Returning home, Lois sees the mess but takes it surprisingly well, considering the house is all but burned down. Peter, however, seeing his beloved couch and television destroyed, is less sanguine. Clearly, though, this has all been coming to a head in the mother of the family, as, as she attempts to cheer everyone up and make out things are not as bad as they seem, she finally explodes when she is told there are no kitchen towels with which to clean up the mess. She goes on a rampage, and Peter and the family, believing the Christmas pageant, in which Stewie was to star, and to which she had been looking forward, might bring her to her senses, head there. At this point, I should add, she’s scaled the Christmas tree, as I spoilered at the beginning. Yeah. They end up taking her down with a trank dart, and she drools her way through Christmas.

Notes: There’s a pretty good parody of one of those annoying Christmas specials that air on US TV, this one starring KISS, of all people.

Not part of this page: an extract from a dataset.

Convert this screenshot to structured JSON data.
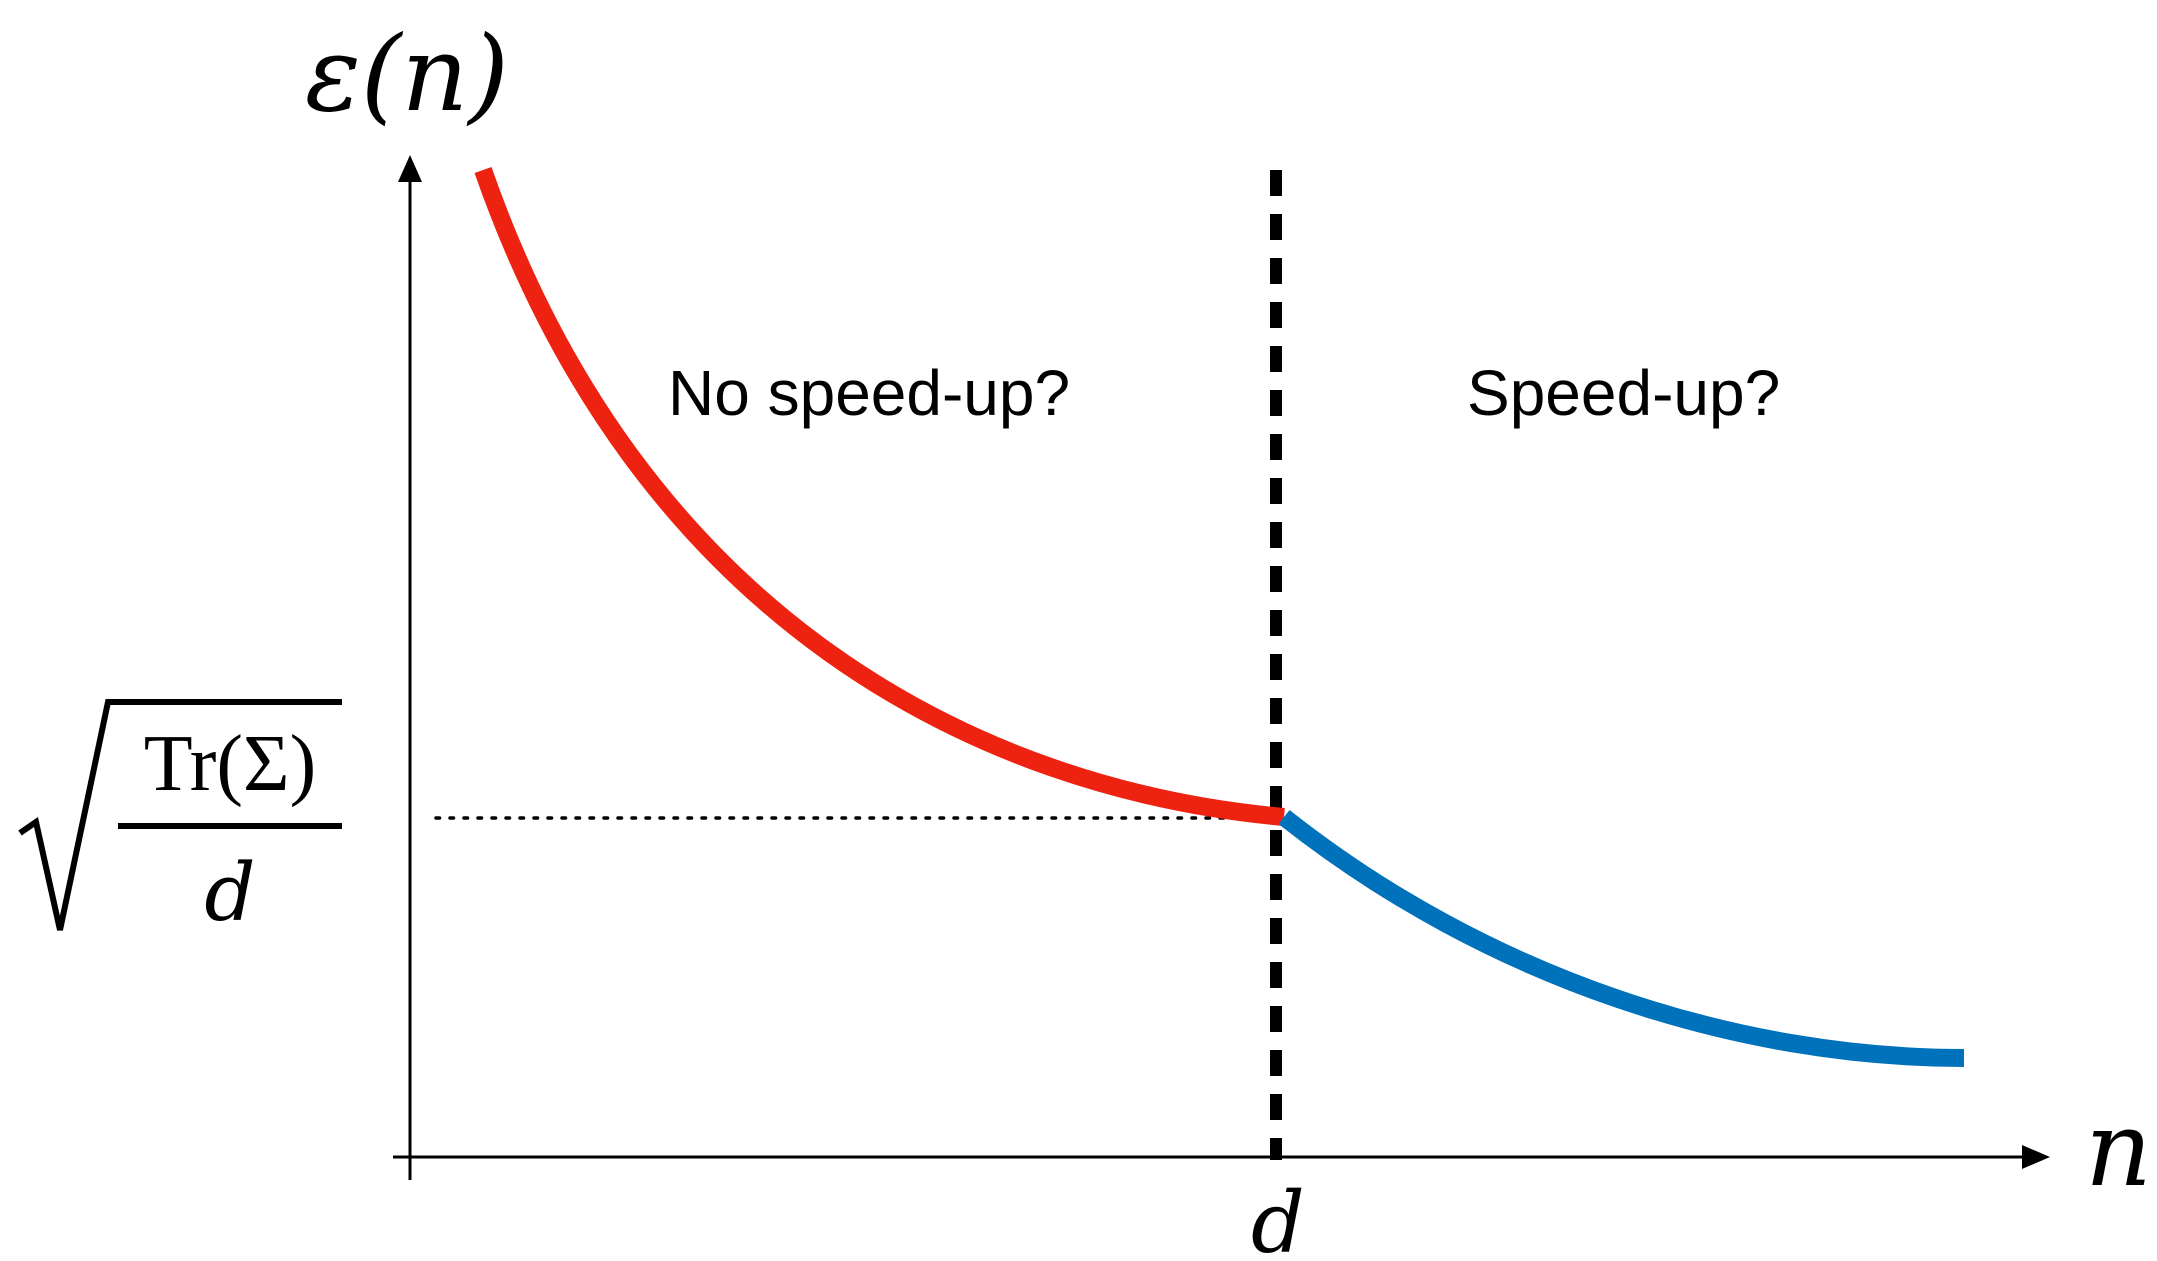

Ridiculous, but it does illustrate rather well the kind of crap you poor Americans have to watch during the festive season, and how any star or has-been will agree to be in a Christmas show to boost their profile, ego, ratings or all three. Stewie’s battle of wits with Santa is handled reasonably well, and Peter’s boorishness is not lessened for the holiday season. I do question though why, when he’s chasing the old woman through the mall in pursuit of the last pair of barettes, and they’re on the escalator, she a few steps ahead of him (and older) he doesn’t just run up and grab them? But instead he stands there as the staircase moves slowly on, as if he can’t or hasn’t thought of walking, or is too lazy. It’s probably intentional, to show how thick he is, but it’s a little unbelievable. Still, that’s Family Guy for you.

It’s a little hard on Lois. She’s the one arranging everything, she’s the one holding it together, then when she finally loses it she ends up being a drooling idiot in the corner, missing Christmas. But Seth has never been one to care much about female characters - look how Meg is consistently - yeah, you really can’t call it anything else - consistently abused by, well, the whole family, but mostly by Peter. Chris as usual may as well not be there for all the impact he makes, and this pretty much applies to Meg too, though this is par for the course: apart from the odd Meg-centric episode, the female Griffin child is usually conspicuous by her absence, or just there to hang bad taste/abuse jokes on. Peter as usual is the centre of things, and does his usual moronic and ignorant job, while Stewie’s encounter with Santa Claus (culminating in his actually getting plutonium for Christmas, a nice touch) is okay but doesn’t really add much to the story.

The story itself is quite thin. Basically we watch the often sad breakdown of the mother of the family, while at the end she’s ignored as the family laughs at the television and enjoys their Christmas. Quite how the house got repaired on Christmas Day is not established, but again, Seth has his own world where logic and reality don’t really tend to make many house calls, and where things just happen because shut your yap that’s why. As a Christmas episode it does at least break the traditions of Christmas specials by attempting, in a rather ham-fisted way and in a reasonable speech given by Stewie at the end as Jesus, to explain why people behave - or should behave - better at Christmas, but as usual Seth can’t resist poking his finger in the eye of Christianity by mocking the Virgin Mary. I’m not a believer, but even I think this is in poor taste, especially at Christmas.

Oh, and why is it that when Peter slaps in his new tape of KISS save Santa it starts at the end? Any reason for that? All right! All right! I’m going! Just thought I’d ask; no need to set the wild reindeer on me. Sheesh!